The process is usually straightforward. I'll select part of a WAV file from a voice acting session, that best encapsulates a given word for use in my speech synthesis, and save it as a separate file. This file is named after that word and placed in an appropriate folder.

Below are screenshots of both ends of the word "acts", zoomed in so that I can ensure that it begins and ends with silence.

You may have noticed that the word I have extracted does not include all the sound that the voice actor made when saying that word. This is often the case, because actors read words out individually and placed more emphasis on them, effectively treating them as words at the ends of sentences. Naturally, I sometimes do include all of the recorded word if it is a noun and therefore certain to be a the end of a sentence (within the limited set of sentence structures I'm using).

Which elements of the original spoken words I use may also have consequences for how my work is read. If I go to a great effort to make the voices sound real by leaving emphasis, breathing, ticks and trailing off, in the final words, people may assume that the main focus of my work is how people speak. Conversely, if I strip my work of the natural irregularities of spoken language, people might assume that I'm more concerned with the overarching system that dictates what they can say. To put it another way: Do I want people to think I'm looking at social structure or social agency? What about both? I must also consider the fact that my limited technical abilities prevent me from seamlessly belending different words together, which results in a talking clock effect. Therefore, including irregular elements of speech may further the sense of machine-speech, because the different words will seem even more disparate in source. This problem doesn't have an easy solution, though fortunately the tension can be read as useful in that I tend to think of this project as exploring the mixing of abstract models of human social identity with more concrete social processes.

Problems and Solutions

Occasionally, things go wrong. Words are missing or mispronounced in my original recordings. In these cases, where possible, I've mixed together parts of separate words to get an approximation of the desired word. In the example below, the word "Mongoloid" is created from two separate sources:

The two parts were repositioned and their gain (volume) envelopes tweaked until they could be mixed into a convincing word.

In other cases, I have been less fortunate with missing and malformed words and have resorted to copying words spoken in one of the other tones of voice; all voice actors contributed three sets of words with different emotive intonations.

I recently made the mistake of extracting all 196 of a set of words without first increasing the volume of the source recording so all of its peaks were at 0 decibels (maximum volume.) Instead of re-doing the entire recording, which would have taken several hours, I found a free audio editing program, Wavosaur, with batch processing. At first I was disappointed by the limited selection of pre-defined batch operations. However, I soon discovered that I could process multiple audio files using any VST plug-in I could get my hands on. Enter Blue Cat's Gain Suite, a completely free VST plug-in for adjusting audio volume. Despite Wavosaur's crude interface for accessing VST parameters, it worked well enough.
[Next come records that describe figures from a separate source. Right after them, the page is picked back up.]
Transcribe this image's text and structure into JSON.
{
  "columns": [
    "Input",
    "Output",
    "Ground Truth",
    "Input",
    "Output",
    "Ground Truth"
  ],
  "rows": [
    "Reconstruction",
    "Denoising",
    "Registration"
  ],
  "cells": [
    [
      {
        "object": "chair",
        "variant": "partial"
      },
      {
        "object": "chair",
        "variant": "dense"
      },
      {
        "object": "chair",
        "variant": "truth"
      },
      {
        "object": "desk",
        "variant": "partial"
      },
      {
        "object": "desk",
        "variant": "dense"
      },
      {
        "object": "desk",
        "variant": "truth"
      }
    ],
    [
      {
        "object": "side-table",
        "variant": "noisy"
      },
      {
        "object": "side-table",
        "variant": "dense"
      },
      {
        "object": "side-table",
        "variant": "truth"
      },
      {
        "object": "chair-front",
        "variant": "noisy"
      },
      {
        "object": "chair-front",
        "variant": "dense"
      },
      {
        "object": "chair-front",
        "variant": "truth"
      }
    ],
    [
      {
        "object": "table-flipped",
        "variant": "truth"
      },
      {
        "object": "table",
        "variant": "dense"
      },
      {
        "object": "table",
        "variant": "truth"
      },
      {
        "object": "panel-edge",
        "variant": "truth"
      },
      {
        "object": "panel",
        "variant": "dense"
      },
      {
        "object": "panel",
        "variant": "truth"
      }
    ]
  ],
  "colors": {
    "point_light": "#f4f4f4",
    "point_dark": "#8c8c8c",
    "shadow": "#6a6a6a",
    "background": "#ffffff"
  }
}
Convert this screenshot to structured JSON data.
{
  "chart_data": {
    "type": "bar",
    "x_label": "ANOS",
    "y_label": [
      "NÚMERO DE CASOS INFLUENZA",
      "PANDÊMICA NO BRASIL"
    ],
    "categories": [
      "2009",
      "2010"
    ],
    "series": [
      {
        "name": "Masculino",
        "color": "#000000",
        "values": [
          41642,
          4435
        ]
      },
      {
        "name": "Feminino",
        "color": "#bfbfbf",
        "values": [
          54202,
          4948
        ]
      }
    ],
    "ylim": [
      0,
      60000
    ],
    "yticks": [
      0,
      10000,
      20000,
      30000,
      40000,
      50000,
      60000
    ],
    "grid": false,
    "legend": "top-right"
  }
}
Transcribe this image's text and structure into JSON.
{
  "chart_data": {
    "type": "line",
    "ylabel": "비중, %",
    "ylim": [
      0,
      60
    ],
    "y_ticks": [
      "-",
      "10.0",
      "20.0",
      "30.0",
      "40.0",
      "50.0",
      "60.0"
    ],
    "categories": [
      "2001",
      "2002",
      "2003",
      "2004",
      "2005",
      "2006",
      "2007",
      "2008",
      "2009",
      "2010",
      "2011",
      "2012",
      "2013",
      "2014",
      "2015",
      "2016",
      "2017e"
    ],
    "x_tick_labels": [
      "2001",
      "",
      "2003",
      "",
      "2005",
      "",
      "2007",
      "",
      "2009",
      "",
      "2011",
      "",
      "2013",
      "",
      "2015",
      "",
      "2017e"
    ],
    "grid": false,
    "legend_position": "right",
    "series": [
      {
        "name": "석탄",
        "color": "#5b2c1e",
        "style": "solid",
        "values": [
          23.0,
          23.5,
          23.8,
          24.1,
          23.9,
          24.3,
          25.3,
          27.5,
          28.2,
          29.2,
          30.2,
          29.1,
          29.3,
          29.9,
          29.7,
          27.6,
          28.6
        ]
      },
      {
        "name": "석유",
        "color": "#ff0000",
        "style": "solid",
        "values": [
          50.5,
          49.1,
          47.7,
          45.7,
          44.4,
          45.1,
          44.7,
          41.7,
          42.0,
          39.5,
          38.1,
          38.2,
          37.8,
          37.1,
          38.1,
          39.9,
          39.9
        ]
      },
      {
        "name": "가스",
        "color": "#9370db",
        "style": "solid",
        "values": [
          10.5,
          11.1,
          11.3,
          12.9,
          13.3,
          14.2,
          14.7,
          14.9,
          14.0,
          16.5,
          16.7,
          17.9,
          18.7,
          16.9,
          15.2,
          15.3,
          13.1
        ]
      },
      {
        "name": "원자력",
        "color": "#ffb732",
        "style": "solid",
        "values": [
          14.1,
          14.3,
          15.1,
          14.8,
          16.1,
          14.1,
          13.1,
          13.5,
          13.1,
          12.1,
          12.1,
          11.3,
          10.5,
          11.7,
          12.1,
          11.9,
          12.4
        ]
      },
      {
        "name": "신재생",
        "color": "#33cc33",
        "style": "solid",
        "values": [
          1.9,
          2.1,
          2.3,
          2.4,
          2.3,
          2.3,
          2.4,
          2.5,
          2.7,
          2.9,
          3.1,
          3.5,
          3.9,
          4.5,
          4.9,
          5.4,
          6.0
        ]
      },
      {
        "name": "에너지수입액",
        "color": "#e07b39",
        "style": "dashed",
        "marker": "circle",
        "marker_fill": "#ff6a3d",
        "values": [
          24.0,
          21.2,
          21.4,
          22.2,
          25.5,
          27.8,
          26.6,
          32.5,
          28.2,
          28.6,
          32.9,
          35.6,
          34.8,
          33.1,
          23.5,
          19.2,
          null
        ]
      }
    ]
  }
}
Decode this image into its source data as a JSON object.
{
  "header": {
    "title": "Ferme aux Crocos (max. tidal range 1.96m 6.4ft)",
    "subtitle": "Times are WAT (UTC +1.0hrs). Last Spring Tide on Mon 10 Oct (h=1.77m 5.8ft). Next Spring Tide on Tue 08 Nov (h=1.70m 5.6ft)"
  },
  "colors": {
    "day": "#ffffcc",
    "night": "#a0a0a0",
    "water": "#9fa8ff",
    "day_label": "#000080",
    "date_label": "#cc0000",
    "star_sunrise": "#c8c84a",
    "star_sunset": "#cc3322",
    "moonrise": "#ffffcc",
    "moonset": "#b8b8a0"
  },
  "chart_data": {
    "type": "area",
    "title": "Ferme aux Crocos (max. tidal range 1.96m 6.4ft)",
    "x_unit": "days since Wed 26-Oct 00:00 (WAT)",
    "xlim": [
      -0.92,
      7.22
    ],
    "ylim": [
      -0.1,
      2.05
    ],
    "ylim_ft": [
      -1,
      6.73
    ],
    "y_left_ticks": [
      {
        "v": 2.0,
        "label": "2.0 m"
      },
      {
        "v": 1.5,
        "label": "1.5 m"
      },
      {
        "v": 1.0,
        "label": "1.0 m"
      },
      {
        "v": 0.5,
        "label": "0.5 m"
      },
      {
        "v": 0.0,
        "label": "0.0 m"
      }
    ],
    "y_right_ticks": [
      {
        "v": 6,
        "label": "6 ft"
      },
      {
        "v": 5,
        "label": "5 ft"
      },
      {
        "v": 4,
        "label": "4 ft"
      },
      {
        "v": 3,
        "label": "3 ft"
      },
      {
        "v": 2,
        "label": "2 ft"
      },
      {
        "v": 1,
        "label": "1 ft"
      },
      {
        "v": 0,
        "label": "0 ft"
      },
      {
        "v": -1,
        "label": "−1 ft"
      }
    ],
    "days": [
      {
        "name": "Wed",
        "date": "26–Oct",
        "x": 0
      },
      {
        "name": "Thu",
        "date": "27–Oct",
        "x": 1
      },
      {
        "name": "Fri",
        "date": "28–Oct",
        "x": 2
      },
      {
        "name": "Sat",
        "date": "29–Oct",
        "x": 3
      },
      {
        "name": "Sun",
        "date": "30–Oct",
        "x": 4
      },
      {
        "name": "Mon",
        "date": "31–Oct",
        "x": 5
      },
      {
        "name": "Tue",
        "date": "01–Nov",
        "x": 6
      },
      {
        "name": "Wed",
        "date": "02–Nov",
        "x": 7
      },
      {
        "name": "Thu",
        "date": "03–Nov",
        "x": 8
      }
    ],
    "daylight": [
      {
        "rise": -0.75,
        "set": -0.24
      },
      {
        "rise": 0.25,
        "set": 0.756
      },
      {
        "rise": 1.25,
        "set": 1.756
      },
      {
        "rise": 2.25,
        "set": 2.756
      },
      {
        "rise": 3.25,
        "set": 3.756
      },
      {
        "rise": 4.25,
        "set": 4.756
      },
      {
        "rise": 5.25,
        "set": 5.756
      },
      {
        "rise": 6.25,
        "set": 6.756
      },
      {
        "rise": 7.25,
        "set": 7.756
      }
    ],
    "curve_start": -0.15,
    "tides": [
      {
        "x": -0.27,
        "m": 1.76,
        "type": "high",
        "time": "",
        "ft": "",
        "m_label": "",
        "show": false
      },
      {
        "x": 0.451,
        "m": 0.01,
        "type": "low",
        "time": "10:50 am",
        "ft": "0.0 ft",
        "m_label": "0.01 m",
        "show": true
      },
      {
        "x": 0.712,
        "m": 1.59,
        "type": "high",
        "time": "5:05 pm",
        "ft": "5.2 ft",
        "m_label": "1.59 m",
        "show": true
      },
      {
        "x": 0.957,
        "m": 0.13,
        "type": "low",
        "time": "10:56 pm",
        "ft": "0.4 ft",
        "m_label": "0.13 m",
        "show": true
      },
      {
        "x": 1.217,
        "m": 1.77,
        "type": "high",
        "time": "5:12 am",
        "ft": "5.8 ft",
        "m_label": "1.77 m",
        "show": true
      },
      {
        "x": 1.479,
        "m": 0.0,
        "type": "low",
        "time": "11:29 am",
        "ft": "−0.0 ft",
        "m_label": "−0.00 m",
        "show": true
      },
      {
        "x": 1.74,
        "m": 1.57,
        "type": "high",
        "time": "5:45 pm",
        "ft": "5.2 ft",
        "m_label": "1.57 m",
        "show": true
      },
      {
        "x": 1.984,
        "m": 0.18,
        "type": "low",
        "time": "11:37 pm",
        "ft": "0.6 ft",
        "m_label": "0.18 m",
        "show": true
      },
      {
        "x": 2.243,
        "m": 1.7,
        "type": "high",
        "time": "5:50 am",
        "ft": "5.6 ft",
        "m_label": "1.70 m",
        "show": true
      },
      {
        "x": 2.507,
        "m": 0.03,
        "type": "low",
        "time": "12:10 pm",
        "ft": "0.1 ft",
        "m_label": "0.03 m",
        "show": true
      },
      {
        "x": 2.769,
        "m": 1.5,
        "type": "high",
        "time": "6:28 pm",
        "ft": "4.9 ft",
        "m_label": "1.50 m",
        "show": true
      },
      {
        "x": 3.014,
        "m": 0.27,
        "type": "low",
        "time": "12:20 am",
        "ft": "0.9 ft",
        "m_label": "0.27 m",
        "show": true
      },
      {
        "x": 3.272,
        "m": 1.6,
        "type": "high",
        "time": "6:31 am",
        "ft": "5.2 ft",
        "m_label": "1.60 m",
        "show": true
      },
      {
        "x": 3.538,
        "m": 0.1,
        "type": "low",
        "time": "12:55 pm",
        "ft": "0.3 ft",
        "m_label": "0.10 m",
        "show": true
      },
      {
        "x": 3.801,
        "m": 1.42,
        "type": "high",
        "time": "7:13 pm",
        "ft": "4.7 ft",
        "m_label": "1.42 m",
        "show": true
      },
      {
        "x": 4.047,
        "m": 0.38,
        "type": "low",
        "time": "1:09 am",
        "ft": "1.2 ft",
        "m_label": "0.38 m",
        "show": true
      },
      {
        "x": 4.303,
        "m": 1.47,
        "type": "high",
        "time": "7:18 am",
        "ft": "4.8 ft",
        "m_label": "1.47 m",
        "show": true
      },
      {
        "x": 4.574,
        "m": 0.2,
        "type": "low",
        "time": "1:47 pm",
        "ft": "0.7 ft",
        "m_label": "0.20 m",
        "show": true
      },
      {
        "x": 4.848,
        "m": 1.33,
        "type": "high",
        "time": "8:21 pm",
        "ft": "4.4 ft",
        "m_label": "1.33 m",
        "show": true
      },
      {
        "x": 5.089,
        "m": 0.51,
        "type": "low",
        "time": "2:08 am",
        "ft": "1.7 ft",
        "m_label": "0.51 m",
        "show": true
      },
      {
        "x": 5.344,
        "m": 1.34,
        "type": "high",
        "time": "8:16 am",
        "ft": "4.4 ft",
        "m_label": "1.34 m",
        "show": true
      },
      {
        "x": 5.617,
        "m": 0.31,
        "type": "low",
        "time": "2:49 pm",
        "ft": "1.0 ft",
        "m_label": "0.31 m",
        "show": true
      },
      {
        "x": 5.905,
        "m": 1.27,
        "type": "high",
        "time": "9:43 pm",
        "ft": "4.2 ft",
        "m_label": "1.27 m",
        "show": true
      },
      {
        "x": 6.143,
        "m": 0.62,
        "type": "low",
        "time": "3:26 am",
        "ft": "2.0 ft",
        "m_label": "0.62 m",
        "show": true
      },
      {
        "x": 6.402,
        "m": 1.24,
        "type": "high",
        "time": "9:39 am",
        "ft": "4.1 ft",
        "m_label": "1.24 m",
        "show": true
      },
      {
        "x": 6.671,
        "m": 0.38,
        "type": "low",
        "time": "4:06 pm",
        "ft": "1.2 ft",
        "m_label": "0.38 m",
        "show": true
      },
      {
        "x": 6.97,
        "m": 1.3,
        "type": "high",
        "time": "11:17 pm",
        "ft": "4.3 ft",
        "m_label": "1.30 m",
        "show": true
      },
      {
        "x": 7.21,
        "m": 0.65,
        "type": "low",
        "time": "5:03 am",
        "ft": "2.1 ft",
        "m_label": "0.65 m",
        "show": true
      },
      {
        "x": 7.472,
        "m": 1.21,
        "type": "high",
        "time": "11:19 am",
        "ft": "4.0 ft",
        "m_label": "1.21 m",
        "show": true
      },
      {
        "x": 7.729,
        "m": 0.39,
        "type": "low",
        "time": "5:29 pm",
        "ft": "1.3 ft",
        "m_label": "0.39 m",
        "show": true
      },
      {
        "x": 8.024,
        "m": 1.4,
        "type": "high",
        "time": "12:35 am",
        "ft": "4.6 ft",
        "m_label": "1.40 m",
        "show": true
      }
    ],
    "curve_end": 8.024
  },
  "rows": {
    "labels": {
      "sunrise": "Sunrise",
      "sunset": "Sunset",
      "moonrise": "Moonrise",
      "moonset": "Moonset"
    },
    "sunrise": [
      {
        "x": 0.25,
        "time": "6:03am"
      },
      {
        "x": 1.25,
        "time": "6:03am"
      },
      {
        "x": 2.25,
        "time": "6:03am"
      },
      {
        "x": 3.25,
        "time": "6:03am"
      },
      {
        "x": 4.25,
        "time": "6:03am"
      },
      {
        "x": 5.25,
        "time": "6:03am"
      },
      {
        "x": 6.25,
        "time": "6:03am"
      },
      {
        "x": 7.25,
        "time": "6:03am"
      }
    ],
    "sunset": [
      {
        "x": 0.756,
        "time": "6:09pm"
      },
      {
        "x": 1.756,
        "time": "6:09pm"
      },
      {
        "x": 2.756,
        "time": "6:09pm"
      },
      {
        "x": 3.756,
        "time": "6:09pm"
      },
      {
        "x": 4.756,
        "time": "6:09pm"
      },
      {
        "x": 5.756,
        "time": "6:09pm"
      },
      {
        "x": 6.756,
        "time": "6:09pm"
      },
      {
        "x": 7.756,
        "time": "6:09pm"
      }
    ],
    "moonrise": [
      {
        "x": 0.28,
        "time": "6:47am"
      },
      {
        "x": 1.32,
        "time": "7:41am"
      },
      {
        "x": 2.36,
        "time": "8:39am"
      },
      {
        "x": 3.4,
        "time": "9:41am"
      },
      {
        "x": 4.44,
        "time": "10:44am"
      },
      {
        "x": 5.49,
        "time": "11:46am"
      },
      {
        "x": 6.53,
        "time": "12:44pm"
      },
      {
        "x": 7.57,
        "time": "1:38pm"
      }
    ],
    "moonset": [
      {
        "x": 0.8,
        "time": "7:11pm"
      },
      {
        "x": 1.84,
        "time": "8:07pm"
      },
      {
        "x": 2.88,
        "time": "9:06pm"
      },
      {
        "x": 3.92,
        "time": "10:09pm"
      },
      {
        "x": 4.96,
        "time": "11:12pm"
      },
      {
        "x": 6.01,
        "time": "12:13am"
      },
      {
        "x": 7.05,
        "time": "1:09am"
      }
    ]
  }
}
Hours of work reduced to seconds. Even if I take into account time spent researching the problem, I'm happy with this solution. Try doing something like this for free on a Mac!

Cleaning up After Myself

Being a tad dyspraxic means I need to spell-check everything, including my file names. Computer programs aren't forgiving of typos and misspellings; they just crash.

The best method I could come up with is to use Command Prompt to save a list of the files in a directory to a text file.

I then remove file extensions and run this text through an online spell-checker. I have my own spell checks but I'm worried that years of abuse have immunised them to some of my misspellings, as I may have simply added the misspelled words to their dictionaries.

At this point I will correct the name of Asains.WAV and any other offending files. The need that all files are named correctly intersects with a consideration of how I'm accessing the words (audio files) from my program. This will be the topic of a future post.

If you've made it this far, gentle reader, I commend your tolerance for dullness. The topic of this post is extremely boring and I've gone to little effort to liven it up.